Thursday, November 23, 2006

China's president to woo investors as India visit wraps up

By Kamalesh Rattansi,
WNS India Correspondent

MUMBAI - China's President Hu Jintao was due to wrap up a visit to India on Thursday, the first by a Chinese head of state in a decade, after the two Asian giants agreed to double trade and work to settle a long-festering border row. Hu, accompanied by a nearly 120-member business delegation, was slated to push closer commercial ties at an India-China investment and trade summit in the financial hub Mumbai before flying to Pakistan later in the day. But before he attended the summit, Hu was due to meet the family of an Indian doctor who died while treating Chinese troops during the Sino-Japanese war more than six decades ago and who has become a symbol of warming ties between Beijing and New Delhi.

The story of Dwarkanath Kotnis, a doctor who served Chinese soldiers during the 1937-1945 war and died at the front in 1942, lives on in Chinese textbooks, on postage stamps and at a hospital named after him. "We have a gift for Hu. It's a secret, but something which suits the Chinese heritage," said sister Vatsala Kotnis, also a doctor. Hu declared in New Delhi on Wednesday that China was ready to play a "constructive role" for peace in South Asia and he had made his trip to India to enhance "mutual trust". "China does not seek any selfish gains in South Asia and is ready to play a constructive role in promoting peace and development in the subcontinent," Hu told government officials, business leaders and diplomats in a keynote speech. Hu added he wanted to "chart a new course" for future strategic relations between the world's two most populous nations which have the world's fastest growing economies. "China is ready to work with India," Hu said, calling his talks on Tuesday with Indian Prime Minister Manmohan Singh in the Indian capital "fruitful". Hu made a side-trip on Wednesday to see the Taj Mahal, India's famed monument to Love before heading to Mumbai.

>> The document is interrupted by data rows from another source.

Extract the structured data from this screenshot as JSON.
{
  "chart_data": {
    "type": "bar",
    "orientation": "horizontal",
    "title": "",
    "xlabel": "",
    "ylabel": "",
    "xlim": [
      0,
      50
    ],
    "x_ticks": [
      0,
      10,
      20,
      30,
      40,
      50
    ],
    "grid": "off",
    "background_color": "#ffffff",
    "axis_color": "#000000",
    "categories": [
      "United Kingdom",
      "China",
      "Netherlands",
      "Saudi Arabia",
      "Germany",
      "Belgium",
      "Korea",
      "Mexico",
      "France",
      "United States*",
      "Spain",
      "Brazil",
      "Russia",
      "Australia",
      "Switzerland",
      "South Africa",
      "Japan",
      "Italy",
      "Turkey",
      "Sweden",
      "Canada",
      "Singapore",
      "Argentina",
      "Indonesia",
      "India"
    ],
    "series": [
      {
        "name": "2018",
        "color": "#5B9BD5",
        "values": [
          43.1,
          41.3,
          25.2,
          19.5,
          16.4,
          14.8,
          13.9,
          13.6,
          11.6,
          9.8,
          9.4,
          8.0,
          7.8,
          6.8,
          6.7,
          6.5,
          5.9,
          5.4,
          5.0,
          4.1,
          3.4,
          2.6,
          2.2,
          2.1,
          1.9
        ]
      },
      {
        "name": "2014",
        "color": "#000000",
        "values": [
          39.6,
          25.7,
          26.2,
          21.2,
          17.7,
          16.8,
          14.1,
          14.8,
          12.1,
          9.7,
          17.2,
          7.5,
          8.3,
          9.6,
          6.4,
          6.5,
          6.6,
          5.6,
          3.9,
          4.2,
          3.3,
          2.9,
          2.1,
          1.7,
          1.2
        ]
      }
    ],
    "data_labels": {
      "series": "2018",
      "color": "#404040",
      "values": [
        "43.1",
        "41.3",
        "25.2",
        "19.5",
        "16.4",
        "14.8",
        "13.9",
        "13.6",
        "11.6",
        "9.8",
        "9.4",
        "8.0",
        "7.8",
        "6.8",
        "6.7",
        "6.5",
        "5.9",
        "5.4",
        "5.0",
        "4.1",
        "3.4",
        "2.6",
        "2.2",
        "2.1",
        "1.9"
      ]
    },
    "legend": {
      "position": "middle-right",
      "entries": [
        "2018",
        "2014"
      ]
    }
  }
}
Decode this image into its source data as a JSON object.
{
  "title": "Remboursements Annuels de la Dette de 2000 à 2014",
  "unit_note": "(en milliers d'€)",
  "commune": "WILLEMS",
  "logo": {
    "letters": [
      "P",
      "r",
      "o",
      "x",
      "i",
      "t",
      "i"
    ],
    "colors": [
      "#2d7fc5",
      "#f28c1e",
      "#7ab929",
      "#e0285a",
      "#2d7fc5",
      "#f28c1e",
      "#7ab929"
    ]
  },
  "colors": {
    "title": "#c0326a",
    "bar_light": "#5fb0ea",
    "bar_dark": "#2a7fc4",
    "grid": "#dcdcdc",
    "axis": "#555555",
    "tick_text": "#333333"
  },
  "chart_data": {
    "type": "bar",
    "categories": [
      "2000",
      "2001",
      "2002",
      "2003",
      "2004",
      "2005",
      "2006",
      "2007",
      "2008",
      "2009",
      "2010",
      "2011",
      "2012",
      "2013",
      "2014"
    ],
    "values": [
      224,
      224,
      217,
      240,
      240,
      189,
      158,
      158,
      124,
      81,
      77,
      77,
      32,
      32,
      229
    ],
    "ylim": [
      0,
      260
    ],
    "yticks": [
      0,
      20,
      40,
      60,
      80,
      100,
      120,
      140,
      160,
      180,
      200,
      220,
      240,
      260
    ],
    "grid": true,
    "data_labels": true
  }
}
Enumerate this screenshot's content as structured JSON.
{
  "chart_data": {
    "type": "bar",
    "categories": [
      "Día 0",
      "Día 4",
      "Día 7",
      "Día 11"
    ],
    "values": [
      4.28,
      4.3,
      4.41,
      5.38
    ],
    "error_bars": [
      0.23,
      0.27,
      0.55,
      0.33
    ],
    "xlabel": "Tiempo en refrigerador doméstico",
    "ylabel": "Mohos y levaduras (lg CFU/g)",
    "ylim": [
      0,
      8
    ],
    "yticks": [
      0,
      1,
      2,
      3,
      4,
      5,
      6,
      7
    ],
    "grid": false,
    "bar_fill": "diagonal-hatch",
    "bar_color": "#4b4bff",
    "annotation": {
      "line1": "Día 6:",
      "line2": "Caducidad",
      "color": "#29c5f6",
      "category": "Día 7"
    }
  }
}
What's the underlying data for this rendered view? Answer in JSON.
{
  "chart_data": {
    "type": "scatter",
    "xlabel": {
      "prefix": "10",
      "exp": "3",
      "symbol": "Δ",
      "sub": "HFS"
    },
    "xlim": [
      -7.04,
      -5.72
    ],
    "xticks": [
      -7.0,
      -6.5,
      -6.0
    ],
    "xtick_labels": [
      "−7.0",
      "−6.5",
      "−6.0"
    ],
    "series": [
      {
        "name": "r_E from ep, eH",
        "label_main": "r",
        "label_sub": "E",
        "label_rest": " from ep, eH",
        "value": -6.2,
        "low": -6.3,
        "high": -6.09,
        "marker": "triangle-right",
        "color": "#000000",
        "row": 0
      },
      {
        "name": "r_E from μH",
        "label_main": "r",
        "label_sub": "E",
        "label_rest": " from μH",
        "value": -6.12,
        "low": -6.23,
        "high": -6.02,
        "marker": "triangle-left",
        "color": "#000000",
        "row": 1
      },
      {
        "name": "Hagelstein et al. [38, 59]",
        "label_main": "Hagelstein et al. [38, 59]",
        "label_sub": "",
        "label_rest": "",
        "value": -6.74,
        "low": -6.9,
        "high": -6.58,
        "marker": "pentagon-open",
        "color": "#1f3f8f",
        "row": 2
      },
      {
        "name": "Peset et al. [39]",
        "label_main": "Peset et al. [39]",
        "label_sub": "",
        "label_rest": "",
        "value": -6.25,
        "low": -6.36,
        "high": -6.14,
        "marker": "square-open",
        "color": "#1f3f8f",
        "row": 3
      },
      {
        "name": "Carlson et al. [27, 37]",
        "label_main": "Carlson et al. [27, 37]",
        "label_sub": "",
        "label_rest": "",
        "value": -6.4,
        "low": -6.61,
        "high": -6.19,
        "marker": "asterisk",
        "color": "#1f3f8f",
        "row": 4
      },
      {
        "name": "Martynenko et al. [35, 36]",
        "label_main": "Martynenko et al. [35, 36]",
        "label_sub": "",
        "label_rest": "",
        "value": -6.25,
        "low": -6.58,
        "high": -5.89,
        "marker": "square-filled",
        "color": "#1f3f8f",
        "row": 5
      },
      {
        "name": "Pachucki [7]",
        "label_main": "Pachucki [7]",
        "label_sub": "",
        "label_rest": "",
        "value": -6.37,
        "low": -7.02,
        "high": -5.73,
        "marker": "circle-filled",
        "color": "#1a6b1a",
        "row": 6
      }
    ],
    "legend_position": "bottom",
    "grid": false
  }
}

Ties between India and China have long been clouded by the legacy of a 1962 border war and Beijing's economic and military support for Pakistan, India's long-time rival and neighbour. On Tuesday the Chinese leader and Singh pledged to accelerate attempts to settle the frontier dispute which triggered the border war. New Delhi claims a large chunk of Chinese-administered territory in disputed Kashmir while Beijing lays stake to Indian-administered Arunachal Pradesh. The leaders also announced on Tuesday plans to double trade to 40 billion dollars by 2010. India and China have been increasingly in competition in recent years, as they expand their global influence and scramble for energy and mineral resources globally to feed their booming economies. Some Indian papers seized on the protocol of Hu's arrival in India as showing the relationship between the Asian giants remained "business-like" rather than warm.